In a reflective paper entitled "Recruitment of U.S. Medical Graduates Into Psychiatry: Reasons for Optimism, Sources of Concern," Frederick S. Sierles, M.D., Joel Yager, M.D., and Sidney H. Weissman, M.D. make a case for recruiting USMGs into psychiatry and share their optimism about future recruitment as well as their concerns about problems that could hinder it. While not part of the original set of papers presented at the APA's retreat, the second paper by Frederick S. Sierles, M.D. et al. entitled "Factors Affecting Medical Student Career Choice of Psychiatry From 1999 to 2001" fits appropriately into this issue. In their study, students from a wide variety of medical schools were asked a series of questions in order to assess the extent to which regional and local extrinsic and intrinsic factors determine the choice of psychiatry as a specialty. Sierles et al. found that, while extrinsic factors did not influence the choice of psychiatry as a career, the proportions of IMGs in one particular psychiatric residency did impact specialty residency choice.
In my paper, entitled "Recent Trends in Psychiatry Residency Workforce With Special Reference to International Medical Graduates," I point out that there was substantial reduction in the number of residents in psychiatry in the 1990s and that IMGs made significant inroads into medical school and nonmedical school-based residency programs located in all regions of the United States. Finally, in a paper entitled "Child and Adolescent Psychiatry Workforce: A Critical Shortage and a National Challenge," Wun Jung Kim, M.D., M.P.H. and the American Academy of Child and Adolescent Psychiatry (AACAP) Task Force on Workforce Needs present a sobering assessment of the current acute shortage of child psychiatrists and its impact on our nation’s ability to care for the mental health needs of our children.

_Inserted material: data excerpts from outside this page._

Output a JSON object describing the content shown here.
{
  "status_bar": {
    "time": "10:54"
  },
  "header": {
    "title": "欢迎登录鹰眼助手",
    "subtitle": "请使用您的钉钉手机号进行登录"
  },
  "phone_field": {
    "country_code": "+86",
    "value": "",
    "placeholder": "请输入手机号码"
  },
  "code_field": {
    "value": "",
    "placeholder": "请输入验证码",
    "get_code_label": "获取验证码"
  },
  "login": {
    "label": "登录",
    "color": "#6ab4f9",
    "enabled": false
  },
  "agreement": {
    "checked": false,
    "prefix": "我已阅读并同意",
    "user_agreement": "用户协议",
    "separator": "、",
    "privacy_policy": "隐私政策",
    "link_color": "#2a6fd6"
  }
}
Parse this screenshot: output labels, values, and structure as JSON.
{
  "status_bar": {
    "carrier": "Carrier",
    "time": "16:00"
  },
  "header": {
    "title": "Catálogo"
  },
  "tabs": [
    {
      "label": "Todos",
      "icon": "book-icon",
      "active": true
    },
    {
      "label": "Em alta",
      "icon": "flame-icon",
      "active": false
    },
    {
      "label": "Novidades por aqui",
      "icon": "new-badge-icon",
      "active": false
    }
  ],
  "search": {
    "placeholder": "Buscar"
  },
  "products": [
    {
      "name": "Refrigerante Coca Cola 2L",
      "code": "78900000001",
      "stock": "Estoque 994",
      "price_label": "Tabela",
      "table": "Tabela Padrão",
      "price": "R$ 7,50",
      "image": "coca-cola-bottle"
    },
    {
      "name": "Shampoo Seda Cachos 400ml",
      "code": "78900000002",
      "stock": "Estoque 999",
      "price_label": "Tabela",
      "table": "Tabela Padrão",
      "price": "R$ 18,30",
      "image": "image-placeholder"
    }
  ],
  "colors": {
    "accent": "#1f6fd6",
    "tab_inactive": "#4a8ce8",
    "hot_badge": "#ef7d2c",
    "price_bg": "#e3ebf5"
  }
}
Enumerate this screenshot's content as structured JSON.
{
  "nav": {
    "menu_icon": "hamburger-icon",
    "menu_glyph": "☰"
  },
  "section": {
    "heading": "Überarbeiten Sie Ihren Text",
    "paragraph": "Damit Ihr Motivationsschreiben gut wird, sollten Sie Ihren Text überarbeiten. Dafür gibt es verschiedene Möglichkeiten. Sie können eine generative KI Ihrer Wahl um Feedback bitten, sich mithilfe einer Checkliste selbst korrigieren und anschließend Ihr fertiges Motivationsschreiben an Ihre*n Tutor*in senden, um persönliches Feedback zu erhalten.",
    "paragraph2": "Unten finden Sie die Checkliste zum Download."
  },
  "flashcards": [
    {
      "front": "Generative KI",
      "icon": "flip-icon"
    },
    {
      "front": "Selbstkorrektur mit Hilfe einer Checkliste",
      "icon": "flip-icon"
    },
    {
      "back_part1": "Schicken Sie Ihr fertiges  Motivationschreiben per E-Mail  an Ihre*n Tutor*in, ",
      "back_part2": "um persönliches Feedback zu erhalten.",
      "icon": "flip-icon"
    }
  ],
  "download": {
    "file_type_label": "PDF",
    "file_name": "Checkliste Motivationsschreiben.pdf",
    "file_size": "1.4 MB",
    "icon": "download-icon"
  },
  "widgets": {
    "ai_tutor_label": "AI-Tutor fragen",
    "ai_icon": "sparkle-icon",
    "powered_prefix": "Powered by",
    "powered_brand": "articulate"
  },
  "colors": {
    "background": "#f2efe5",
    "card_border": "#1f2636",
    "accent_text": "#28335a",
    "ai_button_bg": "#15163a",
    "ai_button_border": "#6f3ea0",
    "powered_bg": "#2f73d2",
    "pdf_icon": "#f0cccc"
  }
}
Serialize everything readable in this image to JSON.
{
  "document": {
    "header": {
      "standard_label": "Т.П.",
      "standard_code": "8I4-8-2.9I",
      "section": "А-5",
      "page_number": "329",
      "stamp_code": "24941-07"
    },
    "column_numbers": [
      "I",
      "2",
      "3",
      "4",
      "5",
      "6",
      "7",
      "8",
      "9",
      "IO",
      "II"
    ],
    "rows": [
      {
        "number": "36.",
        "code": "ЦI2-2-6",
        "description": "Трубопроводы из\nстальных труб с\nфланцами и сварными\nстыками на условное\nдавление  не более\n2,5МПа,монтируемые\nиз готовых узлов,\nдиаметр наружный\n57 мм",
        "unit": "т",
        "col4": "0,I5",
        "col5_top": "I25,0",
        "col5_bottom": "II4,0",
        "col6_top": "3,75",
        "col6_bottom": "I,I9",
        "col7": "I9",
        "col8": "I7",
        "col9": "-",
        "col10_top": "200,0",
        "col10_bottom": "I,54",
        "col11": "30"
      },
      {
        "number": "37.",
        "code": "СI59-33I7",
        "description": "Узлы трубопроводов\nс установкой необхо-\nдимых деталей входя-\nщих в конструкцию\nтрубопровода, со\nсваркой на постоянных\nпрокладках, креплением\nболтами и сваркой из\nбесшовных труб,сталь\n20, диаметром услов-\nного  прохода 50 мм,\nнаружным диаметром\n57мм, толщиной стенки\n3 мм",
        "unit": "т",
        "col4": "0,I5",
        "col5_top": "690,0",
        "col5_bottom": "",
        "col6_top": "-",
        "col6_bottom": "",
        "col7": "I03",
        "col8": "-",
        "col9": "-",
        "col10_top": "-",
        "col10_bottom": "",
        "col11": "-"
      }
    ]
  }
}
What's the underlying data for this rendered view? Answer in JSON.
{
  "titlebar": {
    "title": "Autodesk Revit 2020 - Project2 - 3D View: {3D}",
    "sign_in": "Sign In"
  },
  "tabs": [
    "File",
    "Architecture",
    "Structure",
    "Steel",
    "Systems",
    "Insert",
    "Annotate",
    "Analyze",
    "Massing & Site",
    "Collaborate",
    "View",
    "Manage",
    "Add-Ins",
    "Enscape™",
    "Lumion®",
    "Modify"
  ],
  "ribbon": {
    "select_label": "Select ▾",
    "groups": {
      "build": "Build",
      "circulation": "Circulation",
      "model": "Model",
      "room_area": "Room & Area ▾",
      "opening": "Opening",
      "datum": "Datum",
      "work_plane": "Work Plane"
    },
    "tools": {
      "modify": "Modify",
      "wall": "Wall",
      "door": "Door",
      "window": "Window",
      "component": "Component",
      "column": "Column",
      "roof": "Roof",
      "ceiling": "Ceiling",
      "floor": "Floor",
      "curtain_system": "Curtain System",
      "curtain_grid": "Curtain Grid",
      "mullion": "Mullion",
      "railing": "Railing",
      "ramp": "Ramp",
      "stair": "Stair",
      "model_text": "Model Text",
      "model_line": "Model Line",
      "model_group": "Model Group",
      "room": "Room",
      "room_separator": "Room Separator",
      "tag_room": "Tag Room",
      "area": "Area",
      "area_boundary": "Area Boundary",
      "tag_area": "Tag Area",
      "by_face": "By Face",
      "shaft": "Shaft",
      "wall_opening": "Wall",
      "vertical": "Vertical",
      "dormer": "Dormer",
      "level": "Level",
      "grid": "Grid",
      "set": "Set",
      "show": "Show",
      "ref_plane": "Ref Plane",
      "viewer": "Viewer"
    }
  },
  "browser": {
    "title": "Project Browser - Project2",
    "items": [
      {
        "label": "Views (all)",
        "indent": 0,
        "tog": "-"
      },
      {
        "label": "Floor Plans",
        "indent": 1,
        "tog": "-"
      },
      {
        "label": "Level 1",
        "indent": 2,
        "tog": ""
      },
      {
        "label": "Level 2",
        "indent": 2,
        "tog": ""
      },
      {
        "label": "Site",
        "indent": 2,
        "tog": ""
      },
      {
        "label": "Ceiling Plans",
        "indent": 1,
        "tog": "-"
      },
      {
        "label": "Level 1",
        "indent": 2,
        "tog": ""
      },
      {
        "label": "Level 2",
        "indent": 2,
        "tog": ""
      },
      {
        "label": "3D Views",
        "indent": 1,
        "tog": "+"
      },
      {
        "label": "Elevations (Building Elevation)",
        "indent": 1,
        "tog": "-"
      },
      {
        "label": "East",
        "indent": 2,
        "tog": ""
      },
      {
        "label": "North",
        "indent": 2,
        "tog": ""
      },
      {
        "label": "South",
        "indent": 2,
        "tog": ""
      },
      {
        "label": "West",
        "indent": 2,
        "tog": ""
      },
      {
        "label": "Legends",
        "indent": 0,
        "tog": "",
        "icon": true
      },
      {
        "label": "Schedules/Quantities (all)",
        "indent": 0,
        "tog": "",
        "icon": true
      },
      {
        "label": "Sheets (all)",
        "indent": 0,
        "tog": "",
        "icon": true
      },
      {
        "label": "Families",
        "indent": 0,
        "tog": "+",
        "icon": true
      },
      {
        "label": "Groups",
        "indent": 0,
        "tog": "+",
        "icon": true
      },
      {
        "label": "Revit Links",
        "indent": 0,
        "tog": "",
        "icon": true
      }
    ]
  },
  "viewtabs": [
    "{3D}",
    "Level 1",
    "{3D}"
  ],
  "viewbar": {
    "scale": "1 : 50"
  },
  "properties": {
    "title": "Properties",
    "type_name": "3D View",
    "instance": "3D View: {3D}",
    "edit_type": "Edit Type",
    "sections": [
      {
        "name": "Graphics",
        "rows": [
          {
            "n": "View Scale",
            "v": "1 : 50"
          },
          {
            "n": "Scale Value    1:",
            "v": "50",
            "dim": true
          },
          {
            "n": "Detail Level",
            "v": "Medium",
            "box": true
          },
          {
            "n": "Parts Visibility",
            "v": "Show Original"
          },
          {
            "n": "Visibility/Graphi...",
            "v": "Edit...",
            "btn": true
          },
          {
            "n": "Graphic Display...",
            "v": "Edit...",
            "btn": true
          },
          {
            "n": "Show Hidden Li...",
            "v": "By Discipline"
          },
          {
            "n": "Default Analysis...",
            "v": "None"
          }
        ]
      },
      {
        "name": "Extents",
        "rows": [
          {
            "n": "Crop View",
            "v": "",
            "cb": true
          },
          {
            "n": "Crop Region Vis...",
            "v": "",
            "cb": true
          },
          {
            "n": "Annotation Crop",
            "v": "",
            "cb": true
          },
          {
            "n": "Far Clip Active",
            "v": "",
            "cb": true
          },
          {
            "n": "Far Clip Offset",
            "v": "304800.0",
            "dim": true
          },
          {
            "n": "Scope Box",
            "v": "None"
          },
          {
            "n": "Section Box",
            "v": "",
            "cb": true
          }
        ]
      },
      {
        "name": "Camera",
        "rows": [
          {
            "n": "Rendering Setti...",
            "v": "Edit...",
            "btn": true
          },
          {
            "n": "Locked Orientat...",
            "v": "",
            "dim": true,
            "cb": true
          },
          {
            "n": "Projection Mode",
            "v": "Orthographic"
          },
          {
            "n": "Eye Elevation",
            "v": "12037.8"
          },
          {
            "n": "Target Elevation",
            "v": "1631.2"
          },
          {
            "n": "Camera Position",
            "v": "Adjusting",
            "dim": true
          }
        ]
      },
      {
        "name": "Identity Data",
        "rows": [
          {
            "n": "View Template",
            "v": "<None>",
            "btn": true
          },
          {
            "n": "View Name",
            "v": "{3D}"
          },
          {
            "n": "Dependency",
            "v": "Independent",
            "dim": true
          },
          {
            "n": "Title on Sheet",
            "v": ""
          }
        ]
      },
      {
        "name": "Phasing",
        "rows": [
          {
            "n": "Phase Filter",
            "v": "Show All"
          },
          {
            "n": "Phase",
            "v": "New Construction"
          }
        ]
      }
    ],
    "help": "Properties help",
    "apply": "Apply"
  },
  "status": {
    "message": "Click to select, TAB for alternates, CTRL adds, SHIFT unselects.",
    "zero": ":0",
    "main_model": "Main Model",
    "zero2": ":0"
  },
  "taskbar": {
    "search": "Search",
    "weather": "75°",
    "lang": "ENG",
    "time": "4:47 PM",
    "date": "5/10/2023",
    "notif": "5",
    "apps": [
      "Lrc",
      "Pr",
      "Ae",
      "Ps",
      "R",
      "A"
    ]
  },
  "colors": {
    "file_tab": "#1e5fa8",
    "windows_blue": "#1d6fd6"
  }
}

In presenting this special issue of Academic Psychiatry, devoted to workforce issues, I thank many who have contributed to this effort by writing articles and many more by reviewing them. Personally, shepherding the process has been both an exhilarating and, at times, a demanding experience for me. I am especially grateful to Laura Roberts and her capable team for their support, encouragement, and commitment to producing a quality product.
In conclusion, any serious student of psychiatric workforce studies is impressed by the appearance of recurring themes, resulting in a sense of déjá vu. One major preoccupation of the field in the past three decades has understandably been on how to increase USMGs' interest in psychiatry. Psychiatry exulted when their numbers in the field increased and became despondent when their numbers declined. However, the world has dramatically changed with the phenomenon of globalization and its emphasis on free movement of goods and labor across national boundaries. Our nation's demographics have changed as well, in favor of a more racial heterogeneity. I hope we will adapt and move on to more enlightened workforce policies that will keep psychiatry vibrant. Not doing so will be tantamount to abandoning our profession and our patients.